Overloading the stream insertion (<<) operator for a class

Question

It is often overloaded as a friend function of the class. Is there any way it can be overloaded as a member function?

Answer 1

Is there any way it can be overloaded as a member function?

No. The signature of the function prevents this option.

// Binary operator where the stream object is left of '<<' and the object
// instance is right of '<<'
std::ostream& operator<<(std::ostream& lhs, const Foo& rhs)

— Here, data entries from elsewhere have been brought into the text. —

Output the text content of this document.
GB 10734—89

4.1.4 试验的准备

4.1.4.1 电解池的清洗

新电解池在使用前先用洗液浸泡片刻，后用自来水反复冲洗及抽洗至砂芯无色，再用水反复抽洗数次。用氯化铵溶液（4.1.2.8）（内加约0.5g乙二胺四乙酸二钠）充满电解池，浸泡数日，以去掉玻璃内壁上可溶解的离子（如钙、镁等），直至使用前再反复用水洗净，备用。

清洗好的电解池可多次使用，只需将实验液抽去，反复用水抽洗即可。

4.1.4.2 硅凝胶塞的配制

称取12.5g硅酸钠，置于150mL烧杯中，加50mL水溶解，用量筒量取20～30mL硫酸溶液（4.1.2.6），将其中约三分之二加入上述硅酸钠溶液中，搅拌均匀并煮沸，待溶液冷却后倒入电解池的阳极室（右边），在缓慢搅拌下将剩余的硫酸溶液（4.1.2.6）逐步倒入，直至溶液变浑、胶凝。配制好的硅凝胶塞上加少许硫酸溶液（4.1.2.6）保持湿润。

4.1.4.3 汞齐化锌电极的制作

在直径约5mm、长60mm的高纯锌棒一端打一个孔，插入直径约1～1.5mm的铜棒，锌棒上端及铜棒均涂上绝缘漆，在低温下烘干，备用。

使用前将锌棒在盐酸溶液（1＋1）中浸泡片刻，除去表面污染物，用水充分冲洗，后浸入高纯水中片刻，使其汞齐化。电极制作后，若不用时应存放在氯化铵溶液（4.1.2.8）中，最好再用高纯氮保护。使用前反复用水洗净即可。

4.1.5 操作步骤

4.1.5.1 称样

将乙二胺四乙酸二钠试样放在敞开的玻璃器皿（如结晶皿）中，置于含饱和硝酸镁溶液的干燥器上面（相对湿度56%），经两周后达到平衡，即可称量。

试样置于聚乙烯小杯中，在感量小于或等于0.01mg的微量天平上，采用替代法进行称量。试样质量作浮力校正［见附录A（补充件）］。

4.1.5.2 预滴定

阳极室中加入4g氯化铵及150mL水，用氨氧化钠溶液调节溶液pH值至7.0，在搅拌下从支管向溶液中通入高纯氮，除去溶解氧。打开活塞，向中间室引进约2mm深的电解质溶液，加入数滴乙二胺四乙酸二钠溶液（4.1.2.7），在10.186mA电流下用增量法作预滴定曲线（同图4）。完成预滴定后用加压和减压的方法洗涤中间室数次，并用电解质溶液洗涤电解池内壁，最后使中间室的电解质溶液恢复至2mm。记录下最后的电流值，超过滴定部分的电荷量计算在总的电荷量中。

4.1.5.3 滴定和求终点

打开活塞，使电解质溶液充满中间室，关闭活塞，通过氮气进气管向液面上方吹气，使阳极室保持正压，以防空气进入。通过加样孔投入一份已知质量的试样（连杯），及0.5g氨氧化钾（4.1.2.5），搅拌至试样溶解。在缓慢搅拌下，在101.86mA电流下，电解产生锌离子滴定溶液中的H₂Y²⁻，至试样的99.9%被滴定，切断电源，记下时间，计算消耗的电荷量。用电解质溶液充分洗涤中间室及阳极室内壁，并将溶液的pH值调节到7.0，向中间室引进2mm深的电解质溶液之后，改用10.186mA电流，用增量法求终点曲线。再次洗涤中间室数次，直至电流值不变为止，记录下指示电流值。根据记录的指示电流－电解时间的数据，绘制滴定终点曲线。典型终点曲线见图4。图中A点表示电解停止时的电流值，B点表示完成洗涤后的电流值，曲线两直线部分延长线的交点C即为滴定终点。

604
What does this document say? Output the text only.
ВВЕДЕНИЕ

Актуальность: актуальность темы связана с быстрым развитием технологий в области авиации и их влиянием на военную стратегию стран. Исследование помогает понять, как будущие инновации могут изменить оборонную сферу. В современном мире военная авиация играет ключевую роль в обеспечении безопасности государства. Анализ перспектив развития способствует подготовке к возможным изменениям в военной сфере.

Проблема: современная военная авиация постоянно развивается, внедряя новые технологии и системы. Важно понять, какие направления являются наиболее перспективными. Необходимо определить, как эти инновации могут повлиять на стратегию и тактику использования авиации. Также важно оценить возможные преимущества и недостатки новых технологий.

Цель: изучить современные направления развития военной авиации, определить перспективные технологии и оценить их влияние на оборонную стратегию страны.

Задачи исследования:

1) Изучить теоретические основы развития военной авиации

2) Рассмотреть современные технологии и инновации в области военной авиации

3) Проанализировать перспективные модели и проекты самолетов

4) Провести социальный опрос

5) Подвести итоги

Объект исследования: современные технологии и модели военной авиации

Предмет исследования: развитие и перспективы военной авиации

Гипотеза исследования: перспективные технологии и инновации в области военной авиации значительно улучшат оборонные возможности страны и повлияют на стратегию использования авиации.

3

For illustration here's a binary operator+ as a free function:

class Foo
{
};

Foo operator+(const Foo& lhs, const Foo& rhs)
{
    // an appropriate implementation
}

int main()
{
    Foo f1;
    Foo f2;

    // Uses the free function
    Foo result = f1 + f2;

    return 0;
}

However implemented as a member function it looks like this:

class Foo
{
public:
    Foo operator+(const Foo& other) const
    {
        // an appropriate implementation
    }
};

int main()
{
    Foo f1;
    Foo f2;

    // The calling sequence is the same as before however 'f1' is logically
    // the same as 'lhs' in the free function implementation example (i.e.,
    // the first type in the binary operator must be the class type when
    // implemented as a member function)
    Foo result = f1 + f2;

    return 0;
}

Given the operator+ member function example it is easier to see why the std::ostream& operator<<(std::ostream& lhs, const Foo& rhs) free function cannot be converted to an equivalent member function. Because 'lhs' would need to be the same type as std::ostream but this is only possible when implementing that class whereas in this example the Foo class is being implemented.